Mas o Pontífice não se esqueceu de alertar para o suporte da vida cristã e, consequentemente, a condição indispensável de toda a missão: a oração, que implica, no dizer do Padre José Gregório Valente, missionário passionista, a escuta de Deus, a escuta dos homens, a escuta do coração. E Francisco, ancorado na 1.ª Leitura (Ex 17, 8-13) e no Evangelho (Lc 18,1-8) propõe “uma oração fervorosa e incessante”, segundo o ensinamento de Jesus na parábola “sobre a necessidades rezar sempre, sem desfalecimento. E sustenta:
A oração é o primeiro sustentáculo do povo de Deus para os missionários, rica de afeto e de gratidão para a sua difícil tarefa de anunciar e dar a luz e a graça do Evangelho àqueles e àquelas ainda não o receberam. É ainda uma bela ocasião para nos interrogarmos: ‘Eu rezo pelos missionários? Rezo pelos que vão a longes terras para levar a Palavra de Deus com o seu testemunho?”.
Por fim, rogou a Maria, Mãe de todos os povos, que acompanhe e proteja sempre os missionários do Evangelho.
***
Após o Angelus, evocou a beatificação do mártir Alfredo Cremonesi, sacerdote missionário do Pontifício Instituto das Missões Estrangeiras, morto na Birmânia, em 1953. Foi um infatigável apóstolo de paz e zelosa testemunha do Evangelho, até ao derramamento de sangue. Que o seu exemplo nos torne agentes de fraternidade e missionários corajosos em todos os ambientes e a sua intercessão sustente quantos se afadigam hoje a semear o Evangelho no mundo.
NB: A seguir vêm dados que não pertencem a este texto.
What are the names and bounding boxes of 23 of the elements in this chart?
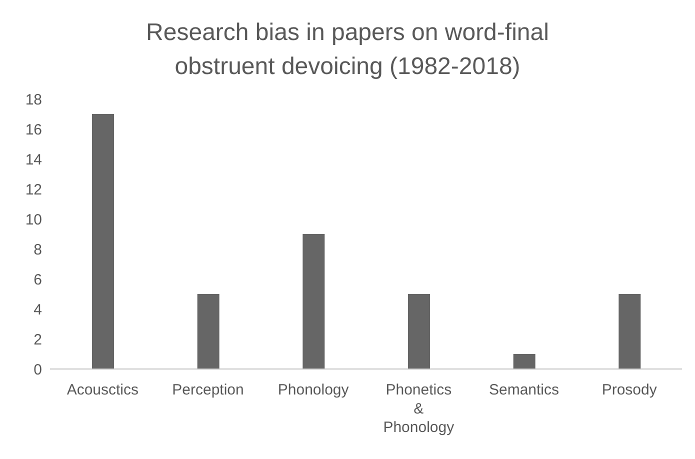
bar bbox=[408, 294, 430, 369]
y-tick-label: 4 bbox=[34, 301, 42, 318]
chart-title: Research bias in papers on word-final obstruent devoicing (1982-2018) bbox=[145, 18, 550, 82]
x-tick-label: Semantics bbox=[488, 382, 560, 398]
x-tick-label: Prosody bbox=[602, 382, 658, 398]
x-tick-label: Phonology bbox=[278, 382, 350, 398]
y-tick-label: 12 bbox=[25, 181, 42, 198]
y-tick-label: 16 bbox=[25, 121, 42, 138]
bar bbox=[618, 294, 641, 369]
y-tick-label: 6 bbox=[34, 271, 42, 288]
y-tick-label: 10 bbox=[25, 211, 42, 228]
bar bbox=[197, 294, 220, 369]
y-tick-label: 0 bbox=[34, 361, 42, 378]
y-tick-label: 14 bbox=[25, 151, 42, 168]
bar bbox=[513, 354, 536, 369]
y-tick-label: 18 bbox=[25, 91, 42, 108]
x-tick-label: Phonetics & Phonology bbox=[383, 382, 455, 436]
x-tick-label: Acousctics bbox=[66, 382, 139, 398]
y-tick-label: 8 bbox=[34, 241, 42, 258]
bar bbox=[302, 234, 325, 369]
x-tick-label: Perception bbox=[172, 382, 244, 398]
y-tick-label: 2 bbox=[34, 331, 42, 348]
bar bbox=[92, 114, 114, 369]
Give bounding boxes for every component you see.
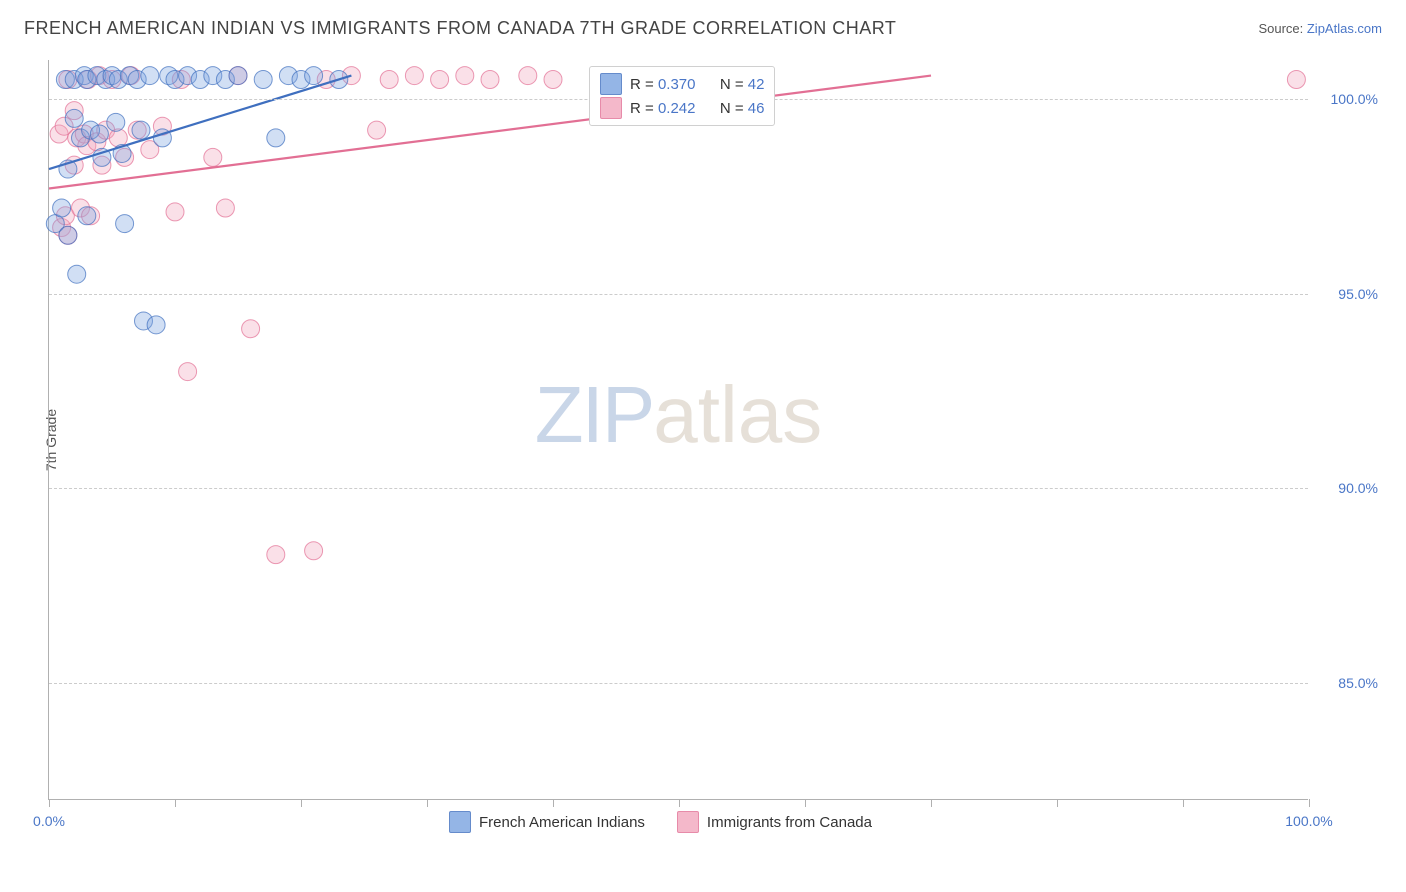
r-label-blue: R = (630, 76, 658, 93)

Saudou os peregrinos provenientes da Itália e de vários outros países. E mencionou, em particular: a comunidade peruana de Roma, congregada em torno da imagem do Senhor dos Milagres; as Irmãs Enfermeiras da Addolorata (Nossa Senhora das Dores), que celebraram o seu Capítulo Geral; os que participam na marcha “Restiamo umani” (continuemos a ser humanos), tendo percorrido, nos últimos meses, cidades e territórios da Itália a promover um confronto construtivo sobre inclusão e acolhimento; e os jovens da Ação Católica italiana, por ocasião dos 50 anos da ACR. A estes pediu que sejam protagonistas alegres e generosos na evangelização, sobretudo entre os seus coetâneos e garantiu que a Igreja confia neles e nelas.